A dichiararlo, in un comunicato, sono il gruppo spontaneo “Salviamo le Pinete!”, lo sportello di Grosseto dell’Adic ex Acu, il Centro parchi internazionale, il coordinamento delle associazioni e dei comitati ambientali della provincia di Grosseto, Isde – Medici per l’ambiente della provincia di Grosseto, la sezione maremmana di Italia Nostra e la sezione della provincia di Grosseto della Lipu.

“Gli ultimi segnali sono stati l’assurda soppressione del Corpo Forestale dello Stato, di cui paghiamo gli effetti, e il recente Decreto Legislativo sulla Via (n. 104 del 16.6.2017). Emesso per attuare la Direttiva 2014/52/UE, viceversa diminuisce le garanzie, alleggerisce la partecipazione dei cittadini e permette a progetti pubblici e privati privi di Via di proseguire opere impattanti pagando una sanzione e presentandola in sanatoria – spiega la nota -. Ma l’attacco all’ambiente va avanti da tempo: dal Decreto ‘Sblocca Italia’ che impone nuovi inceneritori di rifiuti, ai miliardi di euro pubblici che incentivano nel nostro Paese migliaia di centrali a biomasse e Biogas che ogni giorno emettono milioni di tonnellate di gas combusti contenenti inquinanti e polveri sottili (polveri che, secondo il Report UE 2016, causano in Italia ogni anno oltre 66.000 morti premature) e per alimentarle si tagliano milioni di alberi: con conseguente dissesto idrogeologico, sotto gli occhi di tutti“.
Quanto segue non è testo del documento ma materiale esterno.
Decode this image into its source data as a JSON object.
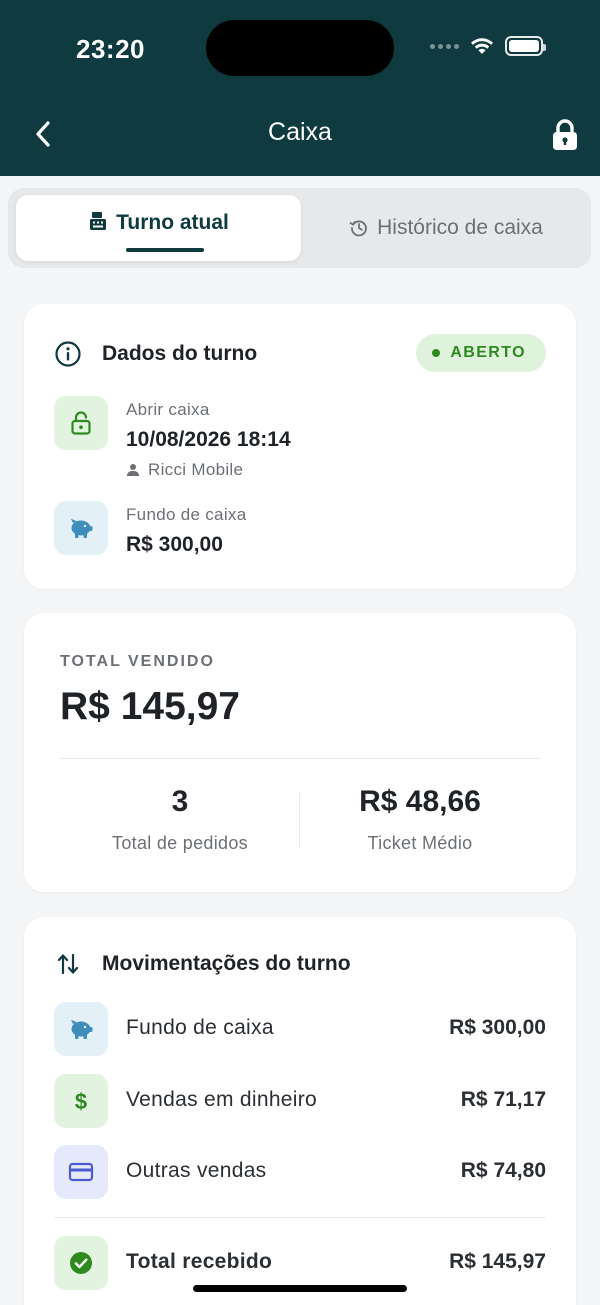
{
  "status_bar": {
    "time": "23:20"
  },
  "header": {
    "title": "Caixa"
  },
  "tabs": [
    {
      "label": "Turno atual",
      "active": true
    },
    {
      "label": "Histórico de caixa",
      "active": false
    }
  ],
  "shift": {
    "title": "Dados do turno",
    "status": "ABERTO",
    "open_label": "Abrir caixa",
    "open_datetime": "10/08/2026 18:14",
    "user": "Ricci Mobile",
    "fund_label": "Fundo de caixa",
    "fund_value": "R$ 300,00"
  },
  "sales": {
    "label": "TOTAL VENDIDO",
    "total": "R$ 145,97",
    "orders_count": "3",
    "orders_label": "Total de pedidos",
    "ticket_value": "R$ 48,66",
    "ticket_label": "Ticket Médio"
  },
  "movements": {
    "title": "Movimentações do turno",
    "items": [
      {
        "label": "Fundo de caixa",
        "value": "R$ 300,00"
      },
      {
        "label": "Vendas em dinheiro",
        "value": "R$ 71,17"
      },
      {
        "label": "Outras vendas",
        "value": "R$ 74,80"
      }
    ],
    "total_label": "Total recebido",
    "total_value": "R$ 145,97"
  },
  "colors": {
    "header_bg": "#0e3a40",
    "accent_green": "#2e8a1f",
    "fund_blue": "#3f8dbb",
    "card_indigo": "#4a5bd1"
  }
}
“Riguardo specificamente al fuoco, il gruppo ‘Salviamo le Pinete’, entro un processo partecipativo approvato dalla Regione Toscana, nel 2016 aveva pubblicato precise indicazioni su come combattere gli incendi, finora rimaste lettera morta. I rimedi esistono, ma non vengono attuati – termina il comunicato -.  La soluzione è che i cittadini pretendano da chi li amministra una nuova politica di rispetto dell’ambiente e della salute loro e dei loro figli. Come dice Papa Francesco nell’enciclica “Laudato sì”, l’ambiente è il nostro bene comune e per difenderlo ‘dobbiamo esercitare una sana pressione su coloro che detengono il potere politico, economico e sociale‘”.